Biographies

Sister Mary Vernard Chapman, MM

Sister  Mary Venard Chapman, MMBorn: December 26, 1896
Entered: November 21, 1920
Died: April 11, 1975

On Friday afternoon, April 11, close to 3:30 p.m., Sister Mary Venard Chapman passed into eternal life. She had been admitted to Phelps Memorial Hospital the evening previous. During the last months of her life, although faced with a rapidly declining condition, she maintained her optimistic spirit. After recuperation, she was up and about, greatly concerned for others, visiting the patients, eating in the dining room and attending Liturgy in the Chapel. When I visited her at Easter time, she expressed contentment to be at Bethany because of her weakened condition. This is remarkable it seems to me since she spent the major part of her Maryknoll life at the Motherhouse, except for four years at the Venard and nine years in residence at Crichton House, commuting daily to the Field Afar Office.

 Lily Jane Chapman was born on December 26, 1896 in Rushden, Northamptonshire, England, of an English father and an Irish mother. She came to the U.S.A. in July of 1903 at the age of seven with her mother to join her father who had emigrated from England a few months previous. The family lived in Lynn and later on in Saugus, Massachusetts in Blessed Sacrament Parish, where Lily attended the Parish grammar school. After graduating from grammar school in 1911, she went to work for the General Electric Company in Lynn where for 8 years she worked hard and efficiently as a parts-maker of electric meters and time switches. On her application form for entrance into Maryknoll to the question: “How did you happen to get interested in Maryknoll?”, she wrote in brief but revealing words: “Through Sister Mary Peter and the Field Afar”. When she filled in that statement little did she realize that she would spend 31 years of her mission life at the various desks of the Field Afar (Maryknoll) magazine. Her application was accepted and she entered Maryknoll on November 21, 1920.

Sister Mary Venard made her First Profession of Vows on August 4, 1922 and was assigned to the Venard that same year where she worked in the laundry, rectory and kitchen. She made her final vows at the Venard on August 4, 1925 and returned to the Motherhouse in 1926, at which time she took up her work at the Field Afar magazine office, where she was to spend 31 years of her life in an unsung but nevertheless needed role, donating the gift of herself to the mission education of the U.S. Church and enhancing the Community’s response to mission around the world through the Maryknoll magazine.

In 1957 she was assigned to the Motherhouse Promotion Office, and in 1961 to the Motherhouse Mission Education Secretariat where she worked for ten years. In 1971 she took charge of the audio-visual equipment in Rogers College at which post she faithfully served until ill health necessitated her retirement to Bethany.

The eve before her death, when she was extremely uncomfortable and fully aware of the seriousness of her condition, Sister Mary Venard made three outgoing gestures to her Sisters which were typical of her concern for others ever at a moment of pain: she told Sister Eucharista she wished to give her her very best habit as a parting gift; reminded Sister Madeline Maria Dorsey to read the spiritual bulletin called Daily Word which she had given her as a gift; and congratulated Sister Mary Lou Andrews on the results of the elections for Coordinator of the Senior Region.

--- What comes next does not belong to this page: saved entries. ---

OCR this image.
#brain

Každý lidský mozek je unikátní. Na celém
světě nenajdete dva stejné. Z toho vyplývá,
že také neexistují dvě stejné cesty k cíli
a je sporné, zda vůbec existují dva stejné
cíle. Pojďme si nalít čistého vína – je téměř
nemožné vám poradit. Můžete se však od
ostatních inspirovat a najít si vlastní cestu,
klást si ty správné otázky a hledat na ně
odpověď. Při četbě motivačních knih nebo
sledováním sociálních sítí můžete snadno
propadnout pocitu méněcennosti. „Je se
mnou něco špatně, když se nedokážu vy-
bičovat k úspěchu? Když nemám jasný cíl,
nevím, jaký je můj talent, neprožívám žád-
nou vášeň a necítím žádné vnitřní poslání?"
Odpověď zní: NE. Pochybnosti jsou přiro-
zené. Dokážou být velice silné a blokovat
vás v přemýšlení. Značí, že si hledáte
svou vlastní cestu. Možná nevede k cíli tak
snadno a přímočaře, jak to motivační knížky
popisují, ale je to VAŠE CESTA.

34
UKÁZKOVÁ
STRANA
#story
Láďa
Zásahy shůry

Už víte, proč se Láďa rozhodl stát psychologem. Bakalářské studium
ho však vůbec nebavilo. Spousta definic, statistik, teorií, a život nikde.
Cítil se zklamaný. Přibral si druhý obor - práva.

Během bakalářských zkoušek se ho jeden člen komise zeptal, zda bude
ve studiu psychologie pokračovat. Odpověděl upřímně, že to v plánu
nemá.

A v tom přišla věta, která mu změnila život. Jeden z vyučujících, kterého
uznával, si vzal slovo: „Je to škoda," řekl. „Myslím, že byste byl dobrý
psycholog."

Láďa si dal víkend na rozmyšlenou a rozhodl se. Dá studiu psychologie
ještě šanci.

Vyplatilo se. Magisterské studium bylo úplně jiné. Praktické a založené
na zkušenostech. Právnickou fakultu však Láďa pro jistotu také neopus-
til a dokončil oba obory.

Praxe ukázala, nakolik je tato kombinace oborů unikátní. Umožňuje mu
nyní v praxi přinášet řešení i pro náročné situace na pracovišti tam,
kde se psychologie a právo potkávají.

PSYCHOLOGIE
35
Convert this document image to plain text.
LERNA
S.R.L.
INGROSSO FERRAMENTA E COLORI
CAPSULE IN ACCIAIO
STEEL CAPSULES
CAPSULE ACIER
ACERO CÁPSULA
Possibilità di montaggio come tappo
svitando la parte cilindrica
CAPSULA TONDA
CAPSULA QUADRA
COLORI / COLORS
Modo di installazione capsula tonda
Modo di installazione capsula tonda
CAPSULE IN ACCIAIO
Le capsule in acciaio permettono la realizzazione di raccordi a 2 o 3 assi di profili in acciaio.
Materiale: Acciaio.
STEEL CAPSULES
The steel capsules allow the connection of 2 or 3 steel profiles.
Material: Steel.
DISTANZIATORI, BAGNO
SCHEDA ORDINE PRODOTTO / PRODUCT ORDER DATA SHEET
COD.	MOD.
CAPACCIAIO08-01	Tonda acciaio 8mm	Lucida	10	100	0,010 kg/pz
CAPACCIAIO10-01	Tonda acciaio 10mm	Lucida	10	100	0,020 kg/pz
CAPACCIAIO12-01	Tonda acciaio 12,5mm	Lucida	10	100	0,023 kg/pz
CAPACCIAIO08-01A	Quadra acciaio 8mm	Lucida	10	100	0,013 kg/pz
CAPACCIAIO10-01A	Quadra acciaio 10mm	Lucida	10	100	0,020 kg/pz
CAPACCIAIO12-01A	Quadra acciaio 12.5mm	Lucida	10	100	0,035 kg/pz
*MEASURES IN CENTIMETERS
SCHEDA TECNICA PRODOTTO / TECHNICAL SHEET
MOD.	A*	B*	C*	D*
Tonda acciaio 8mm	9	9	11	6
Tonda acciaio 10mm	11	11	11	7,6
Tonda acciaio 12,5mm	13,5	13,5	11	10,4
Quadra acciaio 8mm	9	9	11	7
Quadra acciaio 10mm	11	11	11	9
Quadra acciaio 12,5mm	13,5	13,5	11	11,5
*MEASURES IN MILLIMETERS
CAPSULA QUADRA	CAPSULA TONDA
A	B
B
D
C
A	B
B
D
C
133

What can we say of a life poured out here at the heart of Maryknoll? –a generous missionary heart that remained faithful to the end, responsibly, willingly, and graciously carrying out the duties given to her with love and dedication and the certainty that for those who love God all things work together unto good. This is the kind of self-gift to God on which Maryknoll is built and on which its future depends: a single-hearted, joyous, steadfast, humble, self-forgetting and loyal YES to the call of the Lord Jesus to mission. In Sister Mary Venard’s file are several notes which she wrote to Mother Mary Joseph. In reading these notes I am struck by her docility, unpretentiousness, confident and loving manner with Mother. I would like to quote here a paragraph from a letter written to Mother Mary Joseph in the early 40’s:

“Be assured, Mother dear, of many a fervent
prayer during this time of grace. May I
ask a wee prayer, Mother, that I may be
generous with our Lord and be what He wants
me to be!”

As we look at her life, and celebrate her gentle and peaceful passage into eternity, we can affirm that her favor has been granted… “she has been generous with God and has been what He wanted her to be.”

Please remember our dear Sister Mary Venard with the celebration of the Mass of the Resurrection and give thanks to God that she was and is our sister in Maryknoll.”